The men just wanted to get rid of him, because he was an embarrassment to their fine, upstanding community. In the evenings, after their work was done, they gathered at the Golden Angel Tavern to drink ale and talked about taking crowbars, picks, and shovels to his hut and tipping it into the river with him and his dog inside.
But the burghers of Hamelin never got around to drowning Axel and Otto. For on a bitterly cold Yuletide morning, the silence was shattered by the skirling of pipes. The tune they played was the same one the Pied Piper had used to lure the rats away. Startled from their beds, the townspeople opened their doors. Dancing two-by-two down the road that led to the mountain came a hundred and thirty stout, strong young men and women. They wore motley tunics colored red, green, and blue in triangular patterns, with yellow hosen. When they reached the central square, they stopped dancing, but they kept on playing. And the music was as irresistible to the Hameliners as it had been to the rats so many years before. Slowly at first, and then in a rush, men and women emerged from their houses without their children, dressed only in their night-clothes.

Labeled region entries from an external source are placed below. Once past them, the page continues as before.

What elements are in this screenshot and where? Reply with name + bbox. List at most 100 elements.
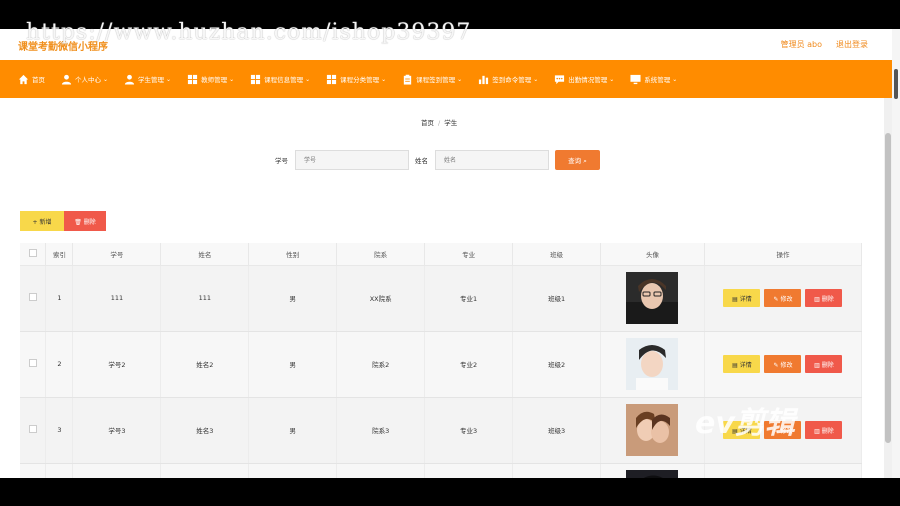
nav-item-label: 课程分类管理 (340, 76, 380, 84)
breadcrumb-separator: / (438, 119, 441, 127)
cell-major: 专业4 (424, 463, 514, 478)
edit-button[interactable]: ✎ 修改 (764, 289, 802, 307)
cell-name: 姓名2 (160, 331, 250, 398)
avatar (626, 470, 679, 478)
delete-button[interactable]: ▥ 删除 (805, 355, 843, 373)
pencil-icon: ✎ (773, 361, 779, 369)
delete-button[interactable]: ▥ 删除 (805, 289, 843, 307)
document-icon: ▤ (732, 295, 738, 303)
cell-class: 班级4 (512, 463, 601, 478)
delete-label: 删除 (821, 361, 834, 369)
trash-icon: 🗑 (74, 218, 82, 226)
detail-label: 详情 (739, 295, 752, 303)
row-checkbox[interactable] (28, 425, 37, 433)
content-scrollbar[interactable] (884, 98, 892, 478)
grid-icon (326, 74, 337, 85)
cell-name: 姓名3 (160, 397, 250, 464)
column-header: 院系 (336, 243, 426, 266)
nav-item-1[interactable]: 个人中心 ⌄ (61, 60, 108, 98)
avatar-cell (600, 265, 705, 332)
chevron-down-icon: ⌄ (229, 75, 235, 83)
column-header: 学号 (72, 243, 162, 266)
table-row[interactable]: 2 学号2 姓名2 男院系2 专业2 班级2 ▤ 详情 ✎ 修改 ▥ 删除 (20, 331, 863, 398)
student-table: 索引 学号 姓名 性别 院系 专业 班级 头像 操作 1 111 111 男 XX院系 专业1 班级1 ▤ 详… (20, 243, 863, 478)
delete-label: 删除 (821, 295, 834, 303)
cell-major: 专业3 (424, 397, 514, 464)
select-all-checkbox[interactable] (28, 248, 37, 257)
column-header: 索引 (45, 243, 74, 266)
nav-item-6[interactable]: 课程签到管理 ⌄ (402, 60, 462, 98)
edit-button[interactable]: ✎ 修改 (764, 355, 802, 373)
row-actions: ▤ 详情✎ 修改▥ 删除 (704, 265, 863, 332)
table-row[interactable]: 1 111 111 男 XX院系 专业1 班级1 ▤ 详情 ✎ 修改 ▥ 删除 (20, 265, 863, 332)
page-scrollbar[interactable] (892, 29, 900, 478)
batch-delete-button[interactable]: 🗑 删除 (64, 211, 106, 231)
cell-id: 学号4 (72, 463, 162, 478)
student-id-input[interactable] (295, 150, 409, 170)
trash-icon: ▥ (814, 361, 820, 369)
avatar (626, 338, 679, 390)
avatar-cell (600, 463, 705, 478)
cell-dept: 院系4 (336, 463, 426, 478)
ev-editor-watermark: ev剪辑 (695, 406, 795, 441)
search-icon: ⌕ (583, 156, 587, 165)
nav-item-5[interactable]: 课程分类管理 ⌄ (326, 60, 386, 98)
nav-item-label: 学生管理 (138, 76, 165, 84)
nav-item-2[interactable]: 学生管理 ⌄ (124, 60, 171, 98)
cell-id: 学号3 (72, 397, 162, 464)
row-actions: ▤ 详情✎ 修改▥ 删除 (704, 331, 863, 398)
admin-user-label[interactable]: 管理员 abo (781, 39, 822, 50)
page-scroll-thumb[interactable] (894, 69, 898, 99)
student-id-label: 学号 (275, 157, 288, 165)
nav-item-0[interactable]: 首页 (18, 60, 45, 98)
nav-item-3[interactable]: 教师管理 ⌄ (187, 60, 234, 98)
nav-item-label: 课程信息管理 (264, 76, 304, 84)
row-actions: ▤ 详情✎ 修改▥ 删除 (704, 463, 863, 478)
clipboard-icon (402, 74, 413, 85)
cell-class: 班级1 (512, 265, 601, 332)
logout-link[interactable]: 退出登录 (836, 39, 868, 50)
user-icon (124, 74, 135, 85)
cell-major: 专业1 (424, 265, 514, 332)
content-scroll-thumb[interactable] (885, 133, 891, 443)
top-right-links: 管理员 abo 退出登录 (781, 39, 868, 50)
row-checkbox[interactable] (28, 359, 37, 367)
nav-item-9[interactable]: 系统管理 ⌄ (630, 60, 677, 98)
search-button-label: 查询 (568, 156, 582, 165)
pencil-icon: ✎ (773, 295, 779, 303)
cell-class: 班级3 (512, 397, 601, 464)
breadcrumb: 首页 / 学生 (421, 117, 457, 127)
nav-item-8[interactable]: 出勤情况管理 ⌄ (554, 60, 614, 98)
user-icon (61, 74, 72, 85)
monitor-icon (630, 74, 641, 85)
cell-index: 3 (45, 397, 74, 464)
delete-label: 删除 (821, 427, 834, 435)
detail-button[interactable]: ▤ 详情 (723, 289, 761, 307)
chevron-down-icon: ⌄ (305, 75, 311, 83)
header-select-all[interactable] (20, 243, 47, 266)
row-checkbox[interactable] (28, 293, 37, 301)
chevron-down-icon: ⌄ (457, 75, 463, 83)
delete-button[interactable]: ▥ 删除 (805, 421, 843, 439)
search-button[interactable]: 查询 ⌕ (555, 150, 600, 170)
cell-id: 111 (72, 265, 162, 332)
column-header: 操作 (704, 243, 863, 266)
breadcrumb-home[interactable]: 首页 (421, 119, 434, 127)
table-row[interactable]: 4学号4姓名4男院系4专业4班级4 ▤ 详情✎ 修改▥ 删除 (20, 463, 863, 478)
detail-button[interactable]: ▤ 详情 (723, 355, 761, 373)
add-button[interactable]: + 新增 (20, 211, 64, 231)
cell-gender: 男 (248, 463, 338, 478)
cell-dept: 院系3 (336, 397, 426, 464)
cell-dept: 院系2 (336, 331, 426, 398)
main-nav: 首页 个人中心 ⌄ 学生管理 ⌄ 教师管理 ⌄ 课程信息管理 ⌄ 课程分类管理 ⌄ 课程签到管理 ⌄ 签到… (0, 60, 900, 98)
grid-icon (187, 74, 198, 85)
cell-index: 4 (45, 463, 74, 478)
breadcrumb-current: 学生 (444, 119, 458, 127)
nav-item-label: 课程签到管理 (416, 76, 456, 84)
nav-item-4[interactable]: 课程信息管理 ⌄ (250, 60, 310, 98)
row-select-cell (20, 265, 47, 332)
bar-chart-icon (478, 74, 489, 85)
search-bar: 学号 姓名 查询 ⌕ (275, 150, 600, 170)
nav-item-7[interactable]: 签到命令管理 ⌄ (478, 60, 538, 98)
student-name-input[interactable] (435, 150, 549, 170)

The young people formed a circle around them, and struck up a brisk jig. The burghers, their faces locked into horrified rictuses, began to dance like puppets on invisible strings, and the pipers led them toward the Weser. The river was in spate, with ice beginning to form on its banks. Axel, wakened by the eldritch music, stood in his doorway with Otto by his side, and watched as the pipers broke their circle and stood aside. One by one, the wretched townspeople jumped into the water and were swept away. After the last one disappeared, Otto bayed deeply, the way he did at the end of a hunt when the quarry had been killed. Axel patted his head. “That’s right, my good boy,” he said. “The two-legged rats are dead.”
The young men and women stopped playing and re-formed their pairs. Each couple headed for a different house. They poked up the fires in the hearths and started cooking porridge for the children’s breakfasts.
The children accepted their new parents without fussing. It was as if their old ones had only existed in the dreams of their deep sleep. The Yule Logs, cut from ash trees felled the previous winter, were brought indoors, and set to burning slowly in the hearths. Yule Morn was celebrated joyfully, with everyone dancing around the ancient holm-oak that stood at the edge of the Black Forest. Later, in the Town Hall, there was a feast for the whole populace, hosted by Axel Frank, who had been elected Lord Mayor of Hamelin by acclamation, because everything he had said about the town under the mountain had been true. As Lord Mayor, Axel’s duties were mostly ceremonial, for the new people of Hamelin governed themselves, making policy decisions by majority vote. Axel presided over the Harvest Celebration, the Yuletide Rites, the Spring Dances, and the Summer Music Festival, which always opened with someone skirling the Piper’s old tune. But it no longer had eldritch powers. It was just a little jig in a minor key which the children danced to.
The Pied Piper himself never reappeared. And among traveling tinkers, musicians, and craftsmen, Hamelin became known as a town where honest work was rewarded with prompt and generous payment. And to remind later generations of Hameliners that dishonesty had unpleasant consequences, a statue of the Pied Piper raising his pipe to his lips was erected on the square which had once been enclosed by the thorn fence. And there it stands today.